Montesanti racconta, a questo punto, l’avvenimento storico da lui ricostruito in base ad una minuziosa ricerca: «È infatti nel 1668 che la comunità di Pizzo, guidata dal sindaco, don Giuseppe De Caro, pose fine ad una condizione di vera e propria “schiavitudine” e scelse con fermezza di non sottomettersi più all’autorità del governatore Hatì, denunciandone i soprusi all’autorità giudiziaria dell’epoca.
L’episodio trova testimonianza in una preziosa lettera di ringraziamento che don Giacomo Caro inviò, il 20 settembre 1668 a Sua eccellenza Don Felice Lanzina y Ulloa, presidente del Sacro Regio Consiglio, organo giudiziario a composizione collegiale, carica equivalente all’attuale presidente della Corte di Cassazione. Una lettera che oggi è custodita nella Biblioteca Nazionale di Napoli in cui viene denunciata l’oppressione del governatore, sostenuto da una cerchia di complici e responsabile di abusi e maltrattamenti. La lettera è firmata dai rappresentanti della città: Giacomo Caro, Domenico Briga, Antonio Di Caro. Grazie all’intervento del giudice, il governatore venne rimosso dal suo incarico e al suo posto fu nominato Don Sebastiano, uomo di zelo, carità e buon governo, vicino al popolo e attento ai poveri. Tanto che la città, finalmente in pace, decise di inviare una delegazione in Spagna per ringraziare il Duca. Un atto impensabile ai tempi del Viceregno Spagnolo, quando le città avevano poteri limitatissimi rispetto all’autorità feudale.

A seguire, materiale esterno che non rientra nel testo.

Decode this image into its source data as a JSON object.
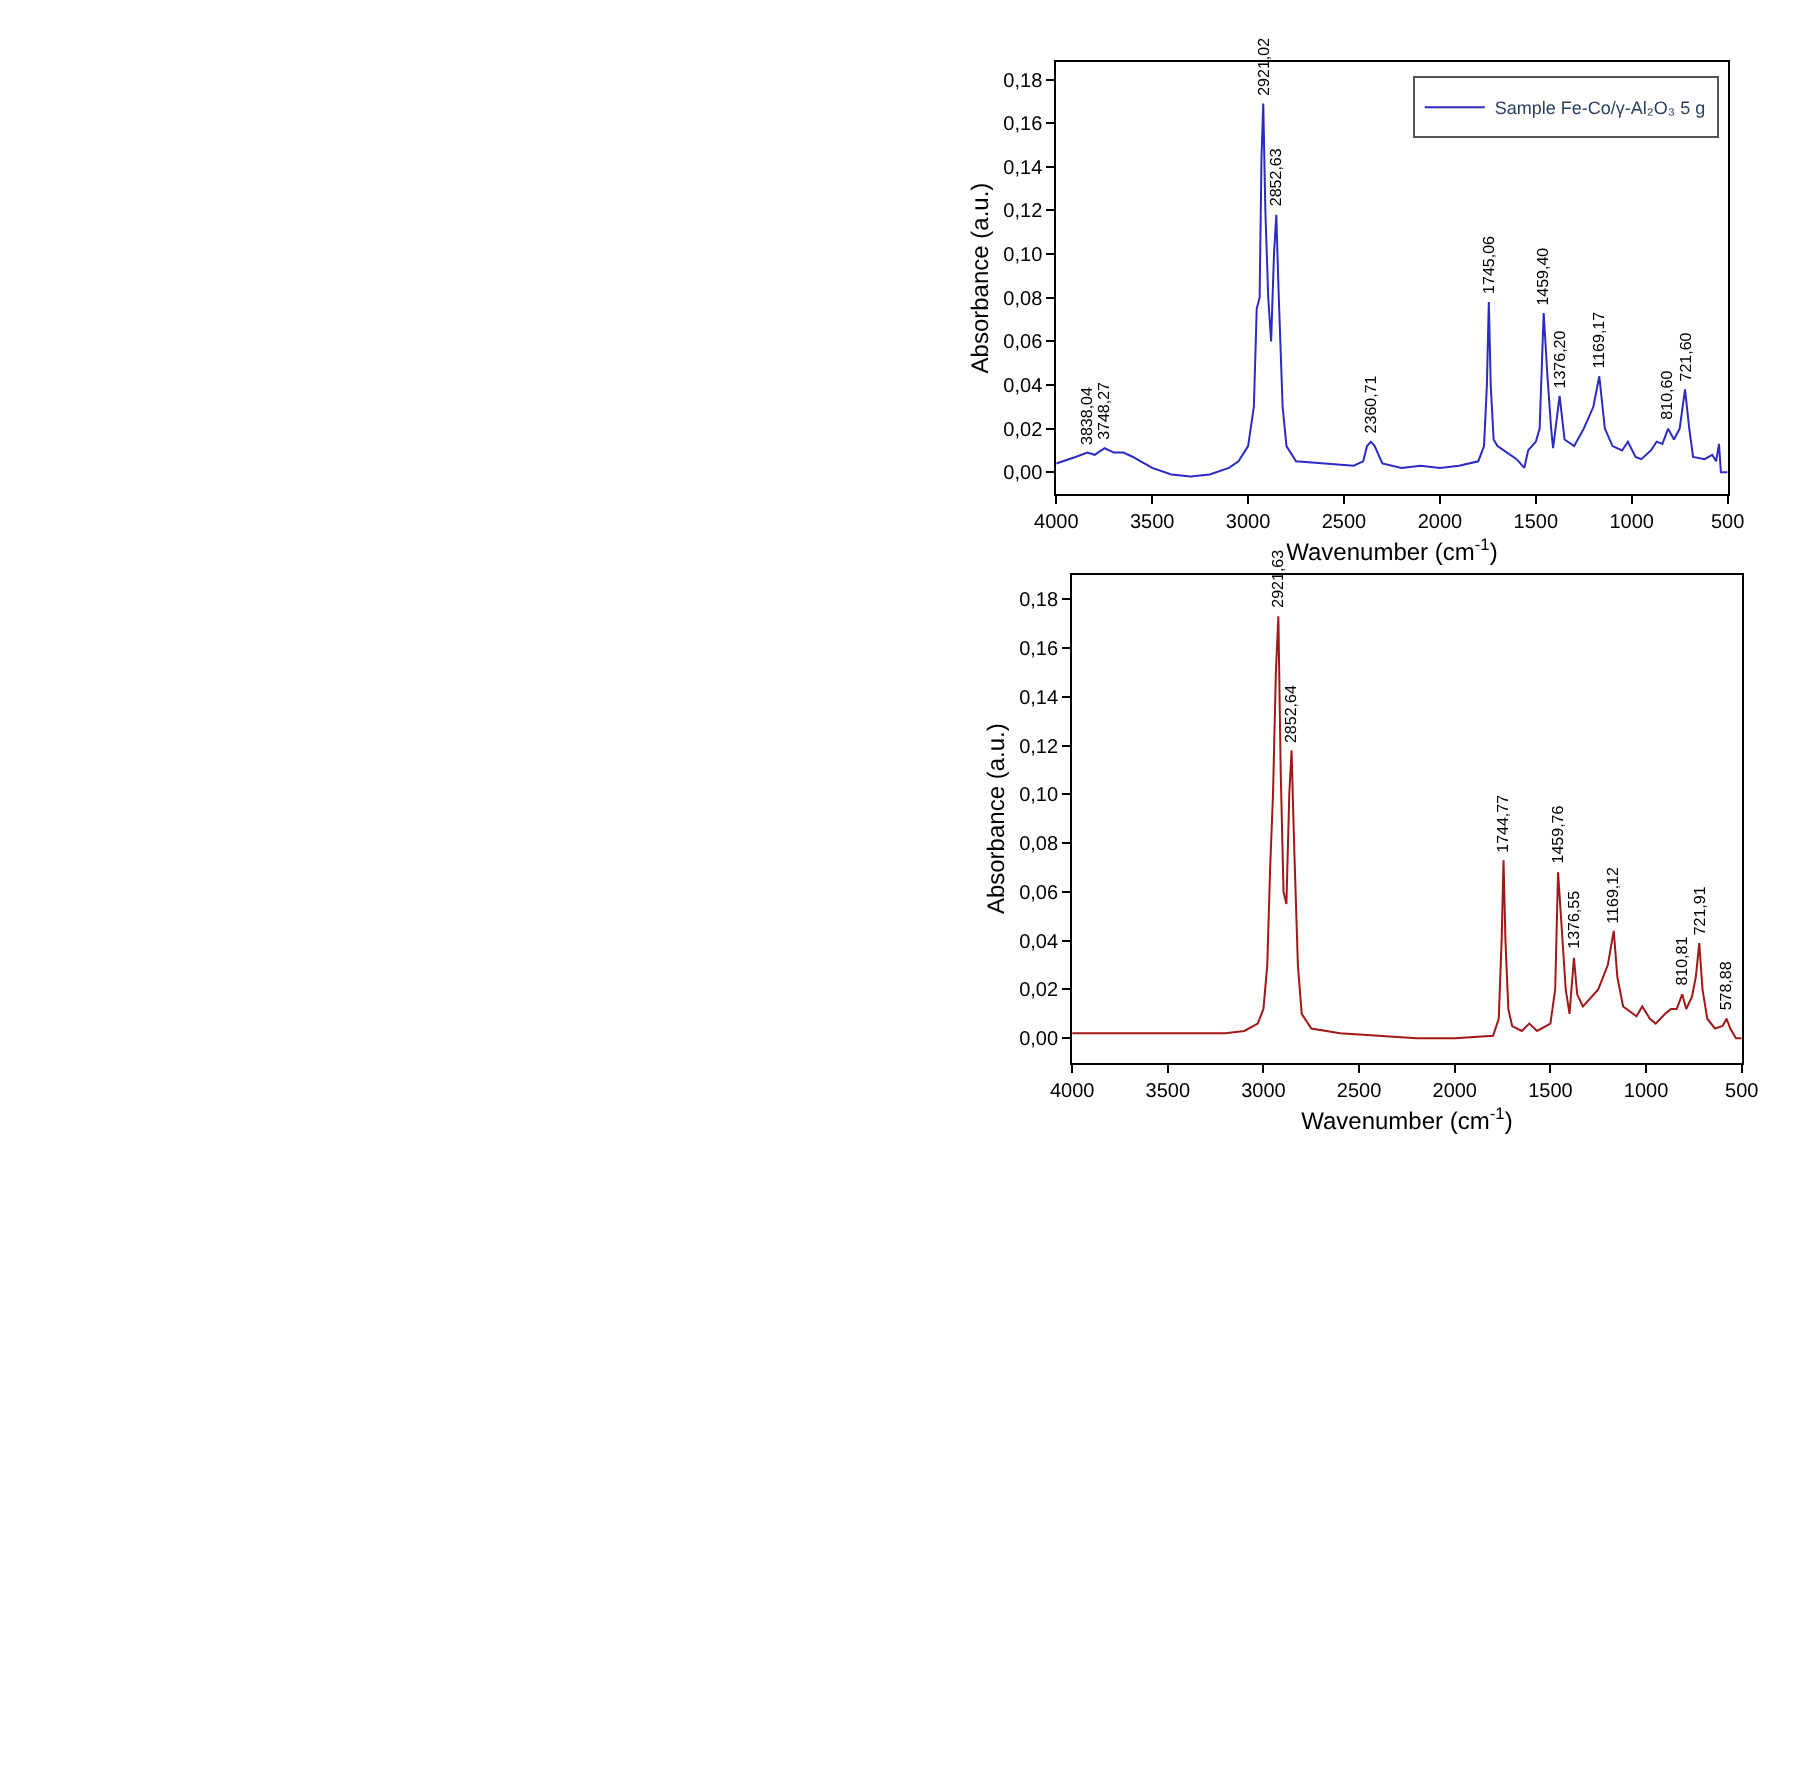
{
  "chart_data": [
    {
      "type": "line",
      "xlabel": "Wavenumber (cm$^{-1}$)",
      "ylabel": "Absorbance (a.u.)",
      "xlim": [
        4000,
        500
      ],
      "xticks": [
        4000,
        3500,
        3000,
        2500,
        2000,
        1500,
        1000,
        500
      ],
      "ylim": [
        -0.01,
        0.188
      ],
      "yticks": [
        {
          "value": 0,
          "label": "0,00"
        },
        {
          "value": 0.02,
          "label": "0,02"
        },
        {
          "value": 0.04,
          "label": "0,04"
        },
        {
          "value": 0.06,
          "label": "0,06"
        },
        {
          "value": 0.08,
          "label": "0,08"
        },
        {
          "value": 0.1,
          "label": "0,10"
        },
        {
          "value": 0.12,
          "label": "0,12"
        },
        {
          "value": 0.14,
          "label": "0,14"
        },
        {
          "value": 0.16,
          "label": "0,16"
        },
        {
          "value": 0.18,
          "label": "0,18"
        }
      ],
      "legend": "top right",
      "marker": "none",
      "line_style": "solid",
      "x": [
        4000,
        3900,
        3838,
        3800,
        3748,
        3700,
        3650,
        3600,
        3560,
        3500,
        3400,
        3300,
        3200,
        3100,
        3050,
        3000,
        2970,
        2955,
        2940,
        2930,
        2921,
        2910,
        2895,
        2880,
        2865,
        2853,
        2840,
        2820,
        2800,
        2750,
        2600,
        2450,
        2400,
        2380,
        2360,
        2340,
        2320,
        2300,
        2200,
        2100,
        2000,
        1900,
        1800,
        1770,
        1755,
        1745,
        1735,
        1720,
        1700,
        1650,
        1600,
        1560,
        1540,
        1500,
        1480,
        1459,
        1440,
        1420,
        1410,
        1376,
        1350,
        1300,
        1250,
        1200,
        1169,
        1140,
        1100,
        1050,
        1020,
        980,
        950,
        900,
        870,
        840,
        810,
        780,
        750,
        722,
        700,
        680,
        620,
        580,
        560,
        545,
        535,
        500
      ],
      "series": [
        {
          "name": "Sample Fe-Co/γ-Al₂O₃ 5 g",
          "color": "#2b2bc4",
          "values": [
            0.004,
            0.007,
            0.009,
            0.008,
            0.011,
            0.009,
            0.009,
            0.007,
            0.005,
            0.002,
            -0.001,
            -0.002,
            -0.001,
            0.002,
            0.005,
            0.012,
            0.03,
            0.075,
            0.08,
            0.145,
            0.169,
            0.12,
            0.08,
            0.06,
            0.1,
            0.118,
            0.08,
            0.03,
            0.012,
            0.005,
            0.004,
            0.003,
            0.005,
            0.012,
            0.014,
            0.012,
            0.008,
            0.004,
            0.002,
            0.003,
            0.002,
            0.003,
            0.005,
            0.012,
            0.04,
            0.078,
            0.04,
            0.015,
            0.012,
            0.009,
            0.006,
            0.002,
            0.01,
            0.014,
            0.02,
            0.073,
            0.045,
            0.02,
            0.011,
            0.035,
            0.015,
            0.012,
            0.02,
            0.03,
            0.044,
            0.02,
            0.012,
            0.01,
            0.014,
            0.007,
            0.006,
            0.01,
            0.014,
            0.013,
            0.02,
            0.015,
            0.02,
            0.038,
            0.02,
            0.007,
            0.006,
            0.008,
            0.005,
            0.013,
            0.0,
            0.0
          ]
        }
      ],
      "annotations": [
        {
          "text": "3838,04",
          "x": 3838.04,
          "y": 0.009
        },
        {
          "text": "3748,27",
          "x": 3748.27,
          "y": 0.011
        },
        {
          "text": "2921,02",
          "x": 2921.02,
          "y": 0.169
        },
        {
          "text": "2852,63",
          "x": 2852.63,
          "y": 0.118
        },
        {
          "text": "2360,71",
          "x": 2360.71,
          "y": 0.014
        },
        {
          "text": "1745,06",
          "x": 1745.06,
          "y": 0.078
        },
        {
          "text": "1459,40",
          "x": 1459.4,
          "y": 0.073
        },
        {
          "text": "1376,20",
          "x": 1376.2,
          "y": 0.035
        },
        {
          "text": "1169,17",
          "x": 1169.17,
          "y": 0.044
        },
        {
          "text": "810,60",
          "x": 810.6,
          "y": 0.02
        },
        {
          "text": "721,60",
          "x": 721.6,
          "y": 0.038
        }
      ]
    },
    {
      "type": "line",
      "xlabel": "Wavenumber (cm$^{-1}$)",
      "ylabel": "Absorbance (a.u.)",
      "xlim": [
        4000,
        500
      ],
      "xticks": [
        4000,
        3500,
        3000,
        2500,
        2000,
        1500,
        1000,
        500
      ],
      "ylim": [
        -0.01,
        0.19
      ],
      "yticks": [
        {
          "value": 0,
          "label": "0,00"
        },
        {
          "value": 0.02,
          "label": "0,02"
        },
        {
          "value": 0.04,
          "label": "0,04"
        },
        {
          "value": 0.06,
          "label": "0,06"
        },
        {
          "value": 0.08,
          "label": "0,08"
        },
        {
          "value": 0.1,
          "label": "0,10"
        },
        {
          "value": 0.12,
          "label": "0,12"
        },
        {
          "value": 0.14,
          "label": "0,14"
        },
        {
          "value": 0.16,
          "label": "0,16"
        },
        {
          "value": 0.18,
          "label": "0,18"
        }
      ],
      "marker": "none",
      "line_style": "solid",
      "x": [
        4000,
        3500,
        3200,
        3100,
        3030,
        3000,
        2980,
        2965,
        2950,
        2935,
        2922,
        2910,
        2895,
        2880,
        2865,
        2853,
        2840,
        2820,
        2800,
        2750,
        2600,
        2400,
        2200,
        2000,
        1800,
        1770,
        1755,
        1745,
        1735,
        1720,
        1700,
        1650,
        1610,
        1570,
        1500,
        1475,
        1460,
        1445,
        1420,
        1400,
        1377,
        1360,
        1330,
        1250,
        1200,
        1169,
        1150,
        1120,
        1050,
        1020,
        980,
        950,
        900,
        870,
        840,
        811,
        790,
        760,
        740,
        722,
        705,
        680,
        640,
        600,
        579,
        560,
        530,
        500
      ],
      "series": [
        {
          "color": "#a01818",
          "values": [
            0.002,
            0.002,
            0.002,
            0.003,
            0.006,
            0.012,
            0.03,
            0.07,
            0.1,
            0.15,
            0.173,
            0.11,
            0.06,
            0.055,
            0.1,
            0.118,
            0.08,
            0.03,
            0.01,
            0.004,
            0.002,
            0.001,
            0.0,
            0.0,
            0.001,
            0.008,
            0.04,
            0.073,
            0.04,
            0.012,
            0.005,
            0.003,
            0.006,
            0.003,
            0.006,
            0.02,
            0.068,
            0.05,
            0.02,
            0.01,
            0.033,
            0.018,
            0.013,
            0.02,
            0.03,
            0.044,
            0.025,
            0.013,
            0.009,
            0.013,
            0.008,
            0.006,
            0.01,
            0.012,
            0.012,
            0.018,
            0.012,
            0.017,
            0.025,
            0.039,
            0.02,
            0.008,
            0.004,
            0.005,
            0.008,
            0.004,
            0.0,
            0.0
          ]
        }
      ],
      "annotations": [
        {
          "text": "2921,63",
          "x": 2921.63,
          "y": 0.173
        },
        {
          "text": "2852,64",
          "x": 2852.64,
          "y": 0.118
        },
        {
          "text": "1744,77",
          "x": 1744.77,
          "y": 0.073
        },
        {
          "text": "1459,76",
          "x": 1459.76,
          "y": 0.068
        },
        {
          "text": "1376,55",
          "x": 1376.55,
          "y": 0.033
        },
        {
          "text": "1169,12",
          "x": 1169.12,
          "y": 0.044
        },
        {
          "text": "810,81",
          "x": 810.81,
          "y": 0.018
        },
        {
          "text": "721,91",
          "x": 721.91,
          "y": 0.039
        },
        {
          "text": "578,88",
          "x": 578.88,
          "y": 0.008
        }
      ]
    }
  ]
}
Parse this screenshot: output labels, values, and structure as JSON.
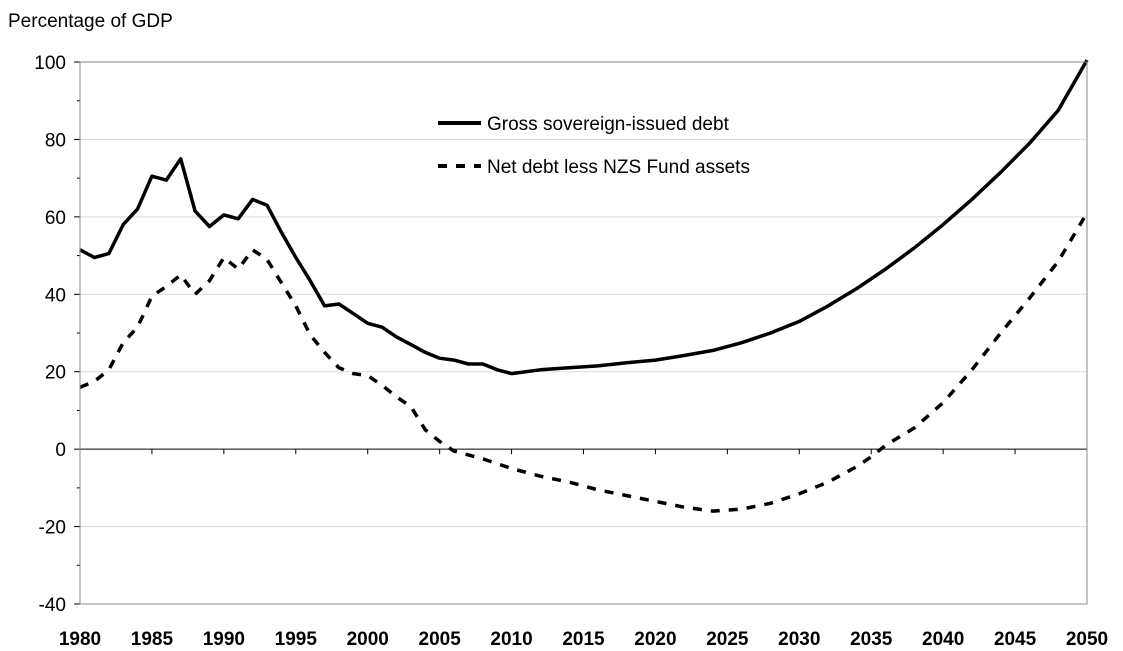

Eppure Pizzo vinse una battaglia morale e civile, conquistando libertà e dignità. Un atto di coraggio collettivo che permette oggi di rileggere in modo più profondo il motto inciso sul monumento cittadino, simbolo di libertà e dell’identità pizzitana. I monumenti eretti in pietra servono proprio a questo, a tramandare episodi luminosi da ricordare, per recuperare la memoria e custodire le radici del nostro presente. Riuscite ad immaginare per un attimo il momento in cui la comunità innalzò questo monumento al centro del paese, dopo essersi conquistata un più giusto destino affrontando un’autorità dispotica… con fiducia nella Giustizia! Una carica di fiducia riconquistata che emerge con forza dalla lettera inviata al presidente del Sacro Regio Consiglio, in cui il sindaco non manca di invitare l’illustre giudice in città».
«Questo frammento di memoria - conclude Montesanti - invita dunque a non smettere mai di studiare per riscoprire la storia di Pizzo con perseveranza, orgoglio e consapevolezza, affinché il suo spirito identitario non vada mai perduto. Una pagina di storia che parla di coraggio, giustizia e libertà».